Si la visite des véhicules a lieu entre le coucher
et le lever du soleil dans tout autre lieu qu'un des
postes d'inspection frontaliers mentionnés à
l'article 275-4, ces fonctionnaires et agents doivent
être accompagnés par un officier ou un
agent de police judiciaire ;
« 3o Peuvent faire procéder, en présence
d'un officier ou d'un agent de police judiciaire, à
l'ouverture de tout véhicule stationné
en plein soleil lorsque la vie de l'animal est en danger
;
« 4o Peuvent recueillir sur convocation et sur
place les renseignements propres à l'accomplissement
de leur mission et en prendre copie.
« II. - Dans le cadre de la recherche des infractions
aux dispositions des articles 276 à 283 et des
textes pris pour leur application, le procureur de la
République est préalablement informé
des opérations envisagées et peut s'y
opposer.
« III. - Les infractions sont constatées
par des procès-verbaux qui font foi jusqu'à
preuve contraire.
« Les procès-verbaux doivent, sous peine
de nullité, être adressés dans les
trois jours qui suivent leur clôture au procureur
de la République.
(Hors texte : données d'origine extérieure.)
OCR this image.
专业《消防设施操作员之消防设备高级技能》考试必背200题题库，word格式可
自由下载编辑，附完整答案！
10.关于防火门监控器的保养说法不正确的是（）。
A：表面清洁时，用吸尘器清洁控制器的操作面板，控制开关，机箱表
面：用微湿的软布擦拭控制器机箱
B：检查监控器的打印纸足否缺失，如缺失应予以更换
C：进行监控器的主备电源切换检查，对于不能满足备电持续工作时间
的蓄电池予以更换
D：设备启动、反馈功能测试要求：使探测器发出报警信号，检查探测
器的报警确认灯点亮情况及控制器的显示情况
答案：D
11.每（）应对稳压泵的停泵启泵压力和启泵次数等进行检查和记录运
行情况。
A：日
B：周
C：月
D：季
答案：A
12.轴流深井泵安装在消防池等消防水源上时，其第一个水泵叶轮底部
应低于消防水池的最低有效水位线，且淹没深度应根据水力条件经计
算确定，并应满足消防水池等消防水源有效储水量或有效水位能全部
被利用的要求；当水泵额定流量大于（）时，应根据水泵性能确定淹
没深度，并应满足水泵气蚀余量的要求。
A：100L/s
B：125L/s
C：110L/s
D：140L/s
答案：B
Une copie en est également
transmise, dans le même délai, à
l'intéressé.
« IV. - Si, au cours des contrôles mentionnés
aux I et II, il apparaît que des animaux domestiques
ou des animaux sauvages apprivoisés ou tenus
en captivité font l'objet de mauvais traitements,
les fonctionnaires et agents mentionnés aux articles
283-1 et 283-2 dressent un procès-verbal qu'ils
transmettent au procureur de la République dans
les conditions mentionnées au III. En cas d'urgence,
ces fonctionnaires et agents peuvent ordonner le retrait
des animaux et les confier à une fondation ou
une association de protection des animaux jusqu'au jugement
; il en est fait mention dans le procès-verbal.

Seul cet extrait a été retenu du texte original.